People have come to expect a lot of things from their social websites, in terms of 'standard' technical abilities -- I'm sure you can think of about a dozen things that other, more recently-designed websites implement that DW doesn't. We'd love to have those features. (I probably curse their lack about twice a week.) The problem, again, is that the backend code for those pages was written so long ago that before we can drop in those features and functions, we have to modernize everything. You'll never see the work. But we have to do it before we can move forward.

Some people have asked us why we committed to the LJ platform when we knew we'd be accepting the IOUs of ten years of the programmers who came before us. The answer is twofold:

1) In many cases, we were those programmers. We knew the code, knew what it could and couldn't do, had a reasonable perspective on what we were in for, and were incredibly familiar with the way it worked, the way it ran, and the way it was put together. (I say 'we', but I mostly mean [staff profile] mark there. I didn't get much into development until we started DW. But I still followed along with the technical discussions, and I had a pretty strong grasp of the technical end of things even though I hadn't been doing the coding myself.)

2) In addition to the ten years of technical debt, we also inherited the benefit of ten years of bugfixes, security fixes, architecture/performance improvements (in another 10 years when historians write the history of the early 2000s on the internet, I fully believe they will point to LJ as the technical pioneer that made a very great deal of Web 2.0 happen; the problems LJ solved back then are universal to any high-load system, and the solutions they/we came up with are still in use today), and feature development.

We believed, and continue to believe, that the LiveJournal system and code contains some of the most incredible social features out there, to the point where even today, ten years later, there is no other site that does everything the LJ code does and does it as well. A lot of that amazingness is buried, now, under a lot of "usability problems" that are actually relics of the fact that nobody went back to modernize things once the first draft was released. (To be fair, there are tons of usability problems that are actual usability problems, and were at the time the feature was released, as well. And I don't want to intimate that LJ-now is ignoring these problems either; they've been doing a lot of work on their own technical debt lately, as evidenced by the number of people who accuse them of not working on any new features either.)

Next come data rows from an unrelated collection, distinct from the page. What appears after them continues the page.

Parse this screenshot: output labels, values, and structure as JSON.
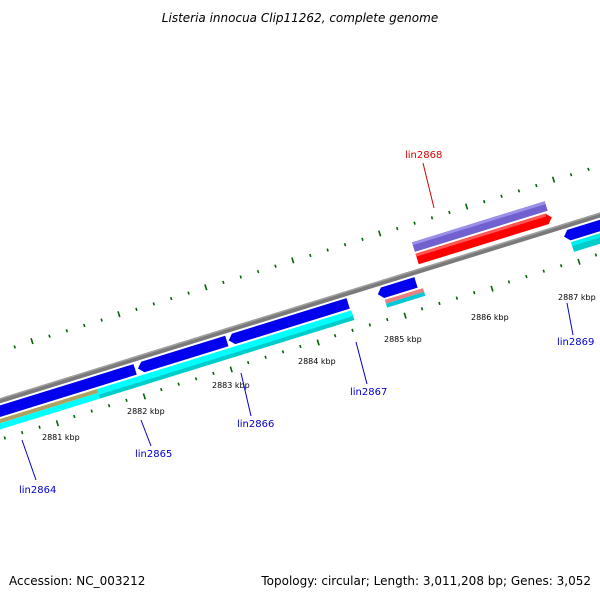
{
  "header": {
    "title": "Listeria innocua Clip11262, complete genome"
  },
  "footer": {
    "accession": "Accession: NC_003212",
    "topology": "Topology: circular; Length: 3,011,208 bp; Genes: 3,052"
  },
  "scale": {
    "labels": [
      "2881 kbp",
      "2882 kbp",
      "2883 kbp",
      "2884 kbp",
      "2885 kbp",
      "2886 kbp",
      "2887 kbp"
    ]
  },
  "genes": [
    {
      "name": "lin2864",
      "color": "#0000cc"
    },
    {
      "name": "lin2865",
      "color": "#0000cc"
    },
    {
      "name": "lin2866",
      "color": "#0000cc"
    },
    {
      "name": "lin2867",
      "color": "#0000cc"
    },
    {
      "name": "lin2868",
      "color": "#dd0000"
    },
    {
      "name": "lin2869",
      "color": "#0000cc"
    }
  ],
  "colors": {
    "backbone": "#808080",
    "tick": "#006600",
    "forward_cds": "#ff0000",
    "forward_feature": "#7060d0",
    "reverse_cds": "#0000ee",
    "reverse_feature": "#00d8d8",
    "rrna": "#e88080",
    "olive_feature": "#b0a060"
  }
}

One of our major goals with DW is to take the awesomeness that is inherent in the LJ codebase and bring it into the "modern era" of web design and function. We've made some great strides, but we're still only part of the way, and every time we set out to do something new, another whole chunk of problems that we have to address first pop up. It's the technical equivalent of having to learn to crawl before you can learn how to walk: before we can complete the new update page redesign, for instance, we need to do an incredible amount of work in order to make it possible to intermingle JQuery (the Javascript library that we need for the modernized widgets on the update page) with the existing Javascript the site uses. (Among many other things.)

So, when you see a code tour that's full of nothing but backend improvements, don't think of it as "DW isn't doing any feature development". Think of it as "DW is doing the necessary background work to enable awesome feature development in the future". The work we're doing now is going to pay off in the future, and it's going to allow us to do epic things.
sophie: A cartoon-like representation of a girl standing on a hill, with brown hair, blue eyes, a flowery top, and blue skirt. ☀ (Default)

[personal profile] sophie 2011-03-31 10:13 pm (UTC)(link)
I have actually apologised to the next developer in comments because of this!